Em Anna – O Perigo Tem Nome quem rouba a cena é a personagem da atriz Helen Mirren, como Olga, que comanda as missões da organização que contrata a jovem espiã, e serve para dar uma seriedade para o longa, onde vemos a a líder da operação russa dar as cartas ao longo de todo filme, o que dá a chance da veterana atriz mostrar que, às vezes, basta um nome forte para dar consistência para um filme, mesmo que no fundo, sabemos que não se consiga fazer isso sozinha.

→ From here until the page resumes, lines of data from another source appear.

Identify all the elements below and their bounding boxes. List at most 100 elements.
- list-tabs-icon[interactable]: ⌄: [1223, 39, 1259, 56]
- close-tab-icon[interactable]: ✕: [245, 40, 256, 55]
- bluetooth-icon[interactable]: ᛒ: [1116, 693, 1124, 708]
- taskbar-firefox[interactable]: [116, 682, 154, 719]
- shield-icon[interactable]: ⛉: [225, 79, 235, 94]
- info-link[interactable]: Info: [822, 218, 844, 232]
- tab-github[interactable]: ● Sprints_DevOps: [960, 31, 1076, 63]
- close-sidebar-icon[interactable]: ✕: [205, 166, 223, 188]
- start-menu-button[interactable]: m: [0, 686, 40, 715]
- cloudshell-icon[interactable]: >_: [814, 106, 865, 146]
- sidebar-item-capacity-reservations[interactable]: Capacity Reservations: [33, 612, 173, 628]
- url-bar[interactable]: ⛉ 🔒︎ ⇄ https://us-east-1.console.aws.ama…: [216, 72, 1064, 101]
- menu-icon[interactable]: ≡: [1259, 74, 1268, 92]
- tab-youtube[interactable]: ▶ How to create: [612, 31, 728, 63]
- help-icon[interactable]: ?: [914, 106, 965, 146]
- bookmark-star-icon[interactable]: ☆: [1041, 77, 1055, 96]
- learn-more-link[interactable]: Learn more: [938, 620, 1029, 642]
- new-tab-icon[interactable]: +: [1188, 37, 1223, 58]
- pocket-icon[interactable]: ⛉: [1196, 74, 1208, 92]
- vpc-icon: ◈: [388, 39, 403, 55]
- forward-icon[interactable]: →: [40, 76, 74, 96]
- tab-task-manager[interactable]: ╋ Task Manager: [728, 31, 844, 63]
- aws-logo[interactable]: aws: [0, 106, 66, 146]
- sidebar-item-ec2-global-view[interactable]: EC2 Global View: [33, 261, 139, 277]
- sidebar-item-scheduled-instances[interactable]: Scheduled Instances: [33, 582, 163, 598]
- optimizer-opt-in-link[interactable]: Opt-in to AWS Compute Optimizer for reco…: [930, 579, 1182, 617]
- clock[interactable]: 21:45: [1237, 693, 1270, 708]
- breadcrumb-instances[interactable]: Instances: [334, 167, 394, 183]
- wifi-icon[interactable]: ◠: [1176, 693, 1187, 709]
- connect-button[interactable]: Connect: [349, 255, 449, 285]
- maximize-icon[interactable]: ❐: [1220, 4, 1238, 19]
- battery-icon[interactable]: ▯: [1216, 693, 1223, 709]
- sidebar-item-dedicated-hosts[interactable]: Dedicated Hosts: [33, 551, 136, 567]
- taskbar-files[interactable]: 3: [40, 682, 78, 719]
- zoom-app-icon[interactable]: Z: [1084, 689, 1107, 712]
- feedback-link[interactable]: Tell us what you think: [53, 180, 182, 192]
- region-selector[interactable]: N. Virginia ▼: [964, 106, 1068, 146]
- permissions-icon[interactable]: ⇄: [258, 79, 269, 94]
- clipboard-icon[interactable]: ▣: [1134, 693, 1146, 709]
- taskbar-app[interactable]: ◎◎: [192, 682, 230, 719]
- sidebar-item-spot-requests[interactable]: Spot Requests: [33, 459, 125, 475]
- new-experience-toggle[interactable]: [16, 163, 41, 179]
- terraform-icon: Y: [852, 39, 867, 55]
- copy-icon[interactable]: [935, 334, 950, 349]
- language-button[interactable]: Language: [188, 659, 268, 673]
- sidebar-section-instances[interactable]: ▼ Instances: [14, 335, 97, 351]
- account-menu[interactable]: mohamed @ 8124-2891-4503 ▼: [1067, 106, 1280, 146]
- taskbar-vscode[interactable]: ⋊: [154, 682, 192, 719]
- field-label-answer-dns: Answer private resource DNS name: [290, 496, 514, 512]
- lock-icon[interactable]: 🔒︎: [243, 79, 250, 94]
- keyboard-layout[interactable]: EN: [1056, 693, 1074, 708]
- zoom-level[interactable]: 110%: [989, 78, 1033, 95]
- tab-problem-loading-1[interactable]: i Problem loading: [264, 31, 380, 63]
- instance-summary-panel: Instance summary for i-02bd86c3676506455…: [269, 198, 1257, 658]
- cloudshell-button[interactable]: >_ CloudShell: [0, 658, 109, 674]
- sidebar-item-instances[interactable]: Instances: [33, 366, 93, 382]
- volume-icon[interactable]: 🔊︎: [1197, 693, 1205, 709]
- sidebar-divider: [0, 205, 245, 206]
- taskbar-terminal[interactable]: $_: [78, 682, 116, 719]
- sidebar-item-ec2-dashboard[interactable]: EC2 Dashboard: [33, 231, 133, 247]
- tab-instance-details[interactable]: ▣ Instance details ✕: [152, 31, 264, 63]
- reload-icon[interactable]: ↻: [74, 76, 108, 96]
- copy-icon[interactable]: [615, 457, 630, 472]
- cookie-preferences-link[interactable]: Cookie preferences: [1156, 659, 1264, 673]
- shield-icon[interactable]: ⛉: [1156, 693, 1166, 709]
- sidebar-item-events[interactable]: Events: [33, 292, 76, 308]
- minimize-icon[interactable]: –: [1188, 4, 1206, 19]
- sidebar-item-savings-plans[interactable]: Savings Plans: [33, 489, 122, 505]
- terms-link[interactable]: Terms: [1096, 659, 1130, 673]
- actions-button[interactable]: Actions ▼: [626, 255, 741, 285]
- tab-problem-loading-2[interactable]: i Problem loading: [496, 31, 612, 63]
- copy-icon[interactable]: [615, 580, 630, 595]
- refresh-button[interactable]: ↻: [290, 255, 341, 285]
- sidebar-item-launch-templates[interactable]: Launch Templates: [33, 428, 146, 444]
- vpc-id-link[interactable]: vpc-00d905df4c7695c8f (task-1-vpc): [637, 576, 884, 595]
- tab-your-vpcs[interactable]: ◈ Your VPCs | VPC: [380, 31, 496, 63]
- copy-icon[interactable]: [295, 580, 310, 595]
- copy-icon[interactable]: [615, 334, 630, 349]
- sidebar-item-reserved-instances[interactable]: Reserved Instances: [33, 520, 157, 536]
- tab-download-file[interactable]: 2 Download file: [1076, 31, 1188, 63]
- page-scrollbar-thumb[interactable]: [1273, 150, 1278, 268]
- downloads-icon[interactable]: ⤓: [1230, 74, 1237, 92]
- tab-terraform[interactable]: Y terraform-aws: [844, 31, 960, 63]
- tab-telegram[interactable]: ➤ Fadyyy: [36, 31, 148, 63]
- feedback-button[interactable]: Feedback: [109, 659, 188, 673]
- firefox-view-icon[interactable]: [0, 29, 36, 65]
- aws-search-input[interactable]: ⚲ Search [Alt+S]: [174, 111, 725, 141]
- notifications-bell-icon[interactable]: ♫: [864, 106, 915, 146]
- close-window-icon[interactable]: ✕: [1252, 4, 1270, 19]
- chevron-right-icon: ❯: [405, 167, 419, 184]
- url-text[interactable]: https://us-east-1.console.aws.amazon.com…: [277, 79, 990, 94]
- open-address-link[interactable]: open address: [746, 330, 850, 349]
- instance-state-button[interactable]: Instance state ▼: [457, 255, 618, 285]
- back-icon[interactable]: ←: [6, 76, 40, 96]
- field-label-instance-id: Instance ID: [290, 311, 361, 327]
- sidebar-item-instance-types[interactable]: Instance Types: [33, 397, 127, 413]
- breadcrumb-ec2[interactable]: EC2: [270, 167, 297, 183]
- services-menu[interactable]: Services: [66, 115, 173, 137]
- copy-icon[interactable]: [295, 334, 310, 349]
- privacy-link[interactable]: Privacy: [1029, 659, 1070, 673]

Anna – O Perigo Tem Nome tem seus méritos ao entregar uma produção dentro do esperado para os padrões e que tenta fugir um pouco do básico, onde nos vemos abraçados e conduzidos por tudo que envolve o filme, seja por conta de sua protagonista sedutora, pelas as cenas de perseguição, ou pelas boas coreografias nas cenas de lutas. Por mais que Besson não entregue nada de novo e apenas fique no lugar comum, Anna – O Perigo Tem Nome faz um divertido e impactante quebra-cabeça, onde nunca sabemos quando teremos uma nova reviravolta na trama, e qual personagem irá passar o outro para trás.

Nota do Crítico:

Anna – O Perigo Tem Nome chega em 29 de agosto nos cinemas. Pré-estreias em 23, 24 e 25 de agosto.